Our fathers had religion of their own. They served God and were happy. That was before the White Man came. They worshipped with feasts and sacrifices, dances and rattles. They did what they thought was right. Our parents wished us to do good and they used to make us do good, and would sometimes correct us for doing evil. But a great while ago the French sent us a book by the Roman Priest and we listened to him. . . . We did what he told us. . . . At last he went away. Then we returned to our fathers' religion again. But then the Seneca prophet came and he said that he had talked to the Great Spirit, and he was told what the Indian ought to do. We listened to him and many followed him. But we found that he told us not to do things and then he did those things himself. So we were deceived. . . . Again we took up the religion of our fathers. But then the Shawnee prophet arose. We heard him and some of us followed him for awhile, but we had been de ceived so often that we watched him very closely, and soon found that he was like all the rest so we left him also.

Then there was war between our fathers and the President and King George. . . . By the time the war was over we were all scattered and many killed and died. Our chiefs thought to get the nation together again. Then the Black Man, Stewart, our brother here (pointed to Stewart) came to us and told us he was sent by the Great Spirit to tell us the true and good way. But we thought he was like all the rest-that he too wanted to cheat us and get our money and land from us. He told us of our sins and that drinking was ruining us and that the Great Spirit was angry with us. He said that we must leave off these things. But we treated him ill and gave him little to eat, and trampled on him and were jealous of him for a whole year. Then we attended his meeting in the council house. We could find no fault with him. The Great Spirit came upon us so that all cried aloud. Some clapped their hands, some ran away, and some were angry. We held our meetings all night, sometimes singing, sometimes praying. By now we were convinced that God had sent him to us. Stewart is a good man.

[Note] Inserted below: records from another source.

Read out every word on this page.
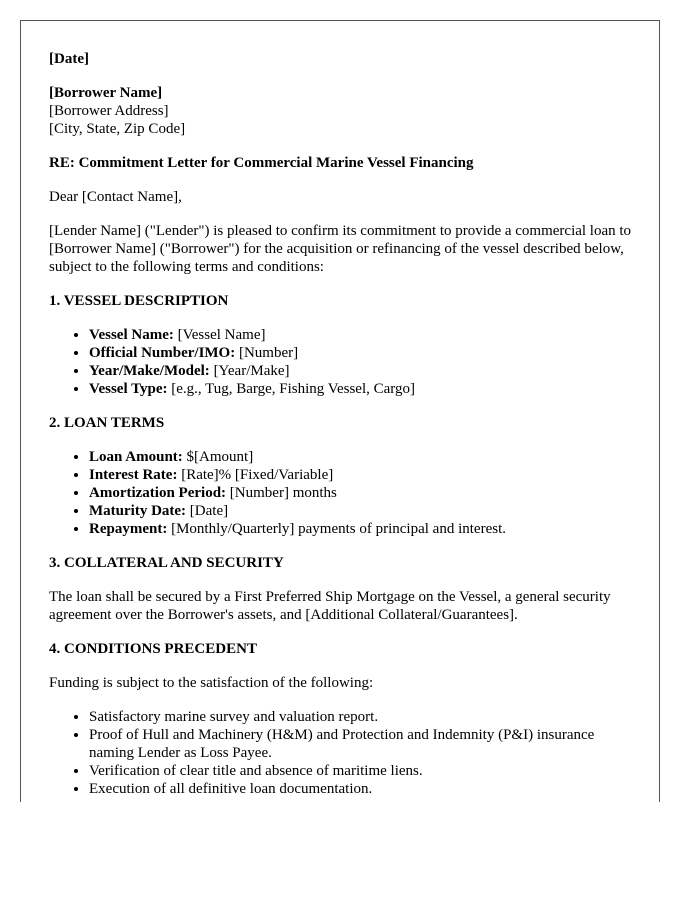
[Date]

[Borrower Name]

[Borrower Address]

[City, State, Zip Code]

RE: Commitment Letter for Commercial Marine Vessel Financing

Dear [Contact Name],

[Lender Name] ("Lender") is pleased to confirm its commitment to provide a commercial loan to [Borrower Name] ("Borrower") for the acquisition or refinancing of the vessel described below, subject to the following terms and conditions:

1. VESSEL DESCRIPTION
• Vessel Name: [Vessel Name]
• Official Number/IMO: [Number]
• Year/Make/Model: [Year/Make]
• Vessel Type: [e.g., Tug, Barge, Fishing Vessel, Cargo]
2. LOAN TERMS
• Loan Amount: $[Amount]
• Interest Rate: [Rate]% [Fixed/Variable]
• Amortization Period: [Number] months
• Maturity Date: [Date]
• Repayment: [Monthly/Quarterly] payments of principal and interest.
3. COLLATERAL AND SECURITY

The loan shall be secured by a First Preferred Ship Mortgage on the Vessel, a general security agreement over the Borrower's assets, and [Additional Collateral/Guarantees].

4. CONDITIONS PRECEDENT

Funding is subject to the satisfaction of the following:

• Satisfactory marine survey and valuation report.
• Proof of Hull and Machinery (H&M) and Protection and Indemnity (P&I) insurance naming Lender as Loss Payee.
• Verification of clear title and absence of maritime liens.
• Execution of all definitive loan documentation.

Stewart married an African American woman named Polly, though I have not found out whether she was a resident of the Wyandot lands or a newcomer like him. He had contracted tuberculosis earlier, having a severe bout in 1815, and finally succumbed to it in 1823. Stewart was remembered by later Methodist missionaries and his connection to the Wyandot church is enshrined on historical markers. Negro Town, however, has faded from the maps and from history itself.

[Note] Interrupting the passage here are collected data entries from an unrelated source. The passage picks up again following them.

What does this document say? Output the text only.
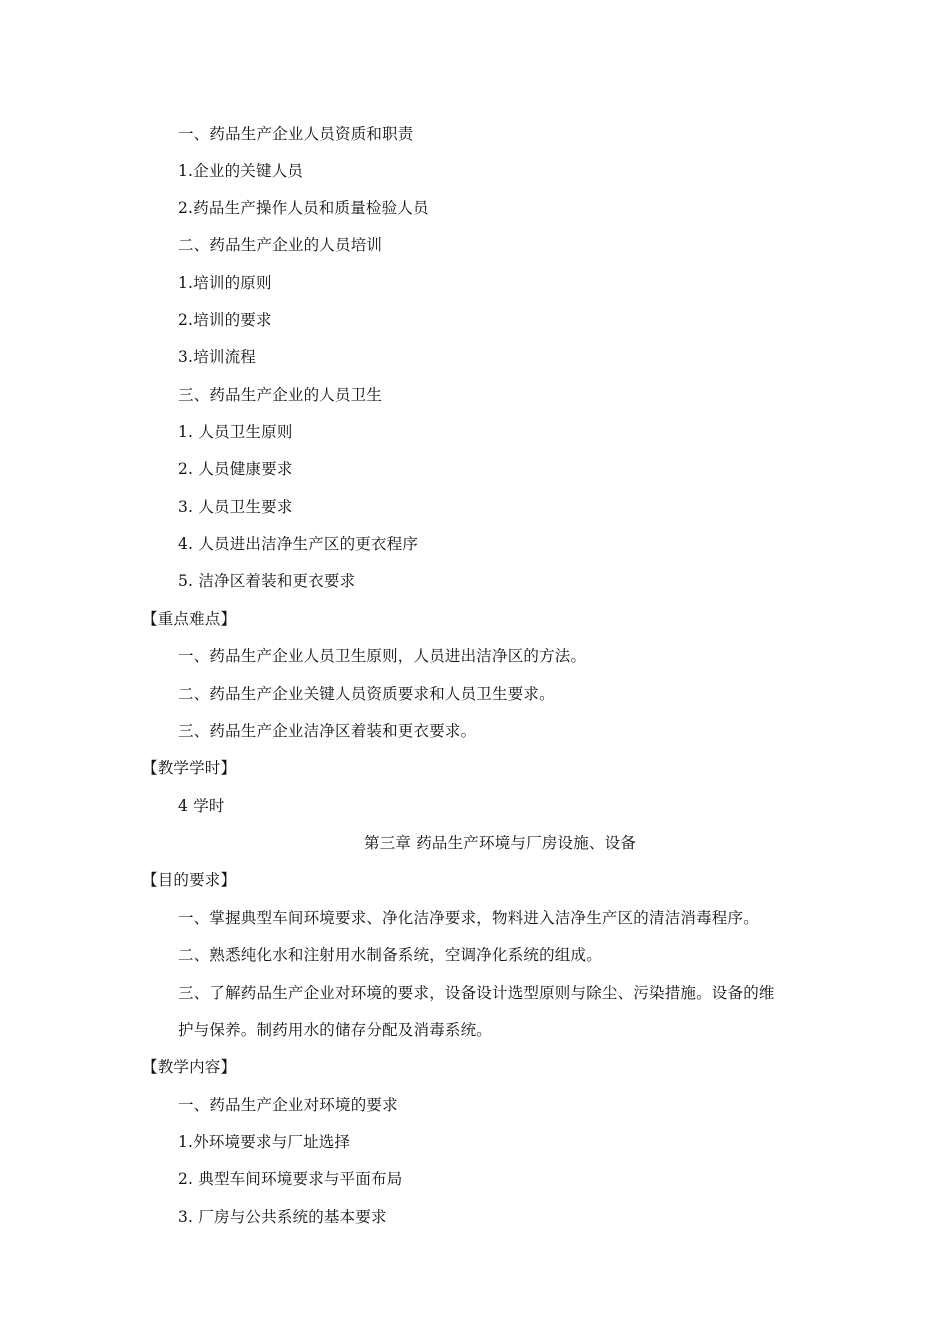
一、药品生产企业人员资质和职责
1.企业的关键人员
2.药品生产操作人员和质量检验人员
二、药品生产企业的人员培训
1.培训的原则
2.培训的要求
3.培训流程
三、药品生产企业的人员卫生
1. 人员卫生原则
2. 人员健康要求
3. 人员卫生要求
4. 人员进出洁净生产区的更衣程序
5. 洁净区着装和更衣要求
【重点难点】
一、药品生产企业人员卫生原则，人员进出洁净区的方法。
二、药品生产企业关键人员资质要求和人员卫生要求。
三、药品生产企业洁净区着装和更衣要求。
【教学学时】
4 学时
第三章 药品生产环境与厂房设施、设备
【目的要求】
一、掌握典型车间环境要求、净化洁净要求，物料进入洁净生产区的清洁消毒程序。
二、熟悉纯化水和注射用水制备系统，空调净化系统的组成。
三、了解药品生产企业对环境的要求，设备设计选型原则与除尘、污染措施。设备的维
护与保养。制药用水的储存分配及消毒系统。
【教学内容】
一、药品生产企业对环境的要求
1.外环境要求与厂址选择
2. 典型车间环境要求与平面布局
3. 厂房与公共系统的基本要求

On the original plats it appears to be very close to the site of the 1782 skirmish at "Battle Island" which ended so badly for Colonel William Crawford. If the current marker site for Battle Island is reasonably correct, then the site of Negro Town is somewhere on the Sandusky river near the Indian Mill, which I have dealt with in other posts.

However, my case files on the subject remain open. Negro Town poses a lot of questions to the historian: what were Native American attitudes towards slaves or runaways they captured or encountered in their lands? What did the government's Indian Agents think about a group like this settling openly outside of white territory?

Most strikingly, the main military road to the lake was built right in the vicinity of Negro Town in 1813 and remained a primary route long after the cessation of operations in 1815. The village that had been safely ensconced in Indian country was now exposed to travelers and settlers moving north into lands that were open to white purchase after the 1817 Treaty of Fort Meigs. What effect could this have had on a community with so many people living under a quasi legal status?

Alexander Bourne's 1815 map of Ohio. Bourne served during the campaign of 1813 as an adjutant for Mill's Ohio Regiment and fought at Fort Meigs.


Screenshot of the miniscule entry for Negro Town. From this it looks to be just north of the site of Crawford's defeat in 1782, not to be confused with the site of Crawford's burning on the Tymochtee Creek.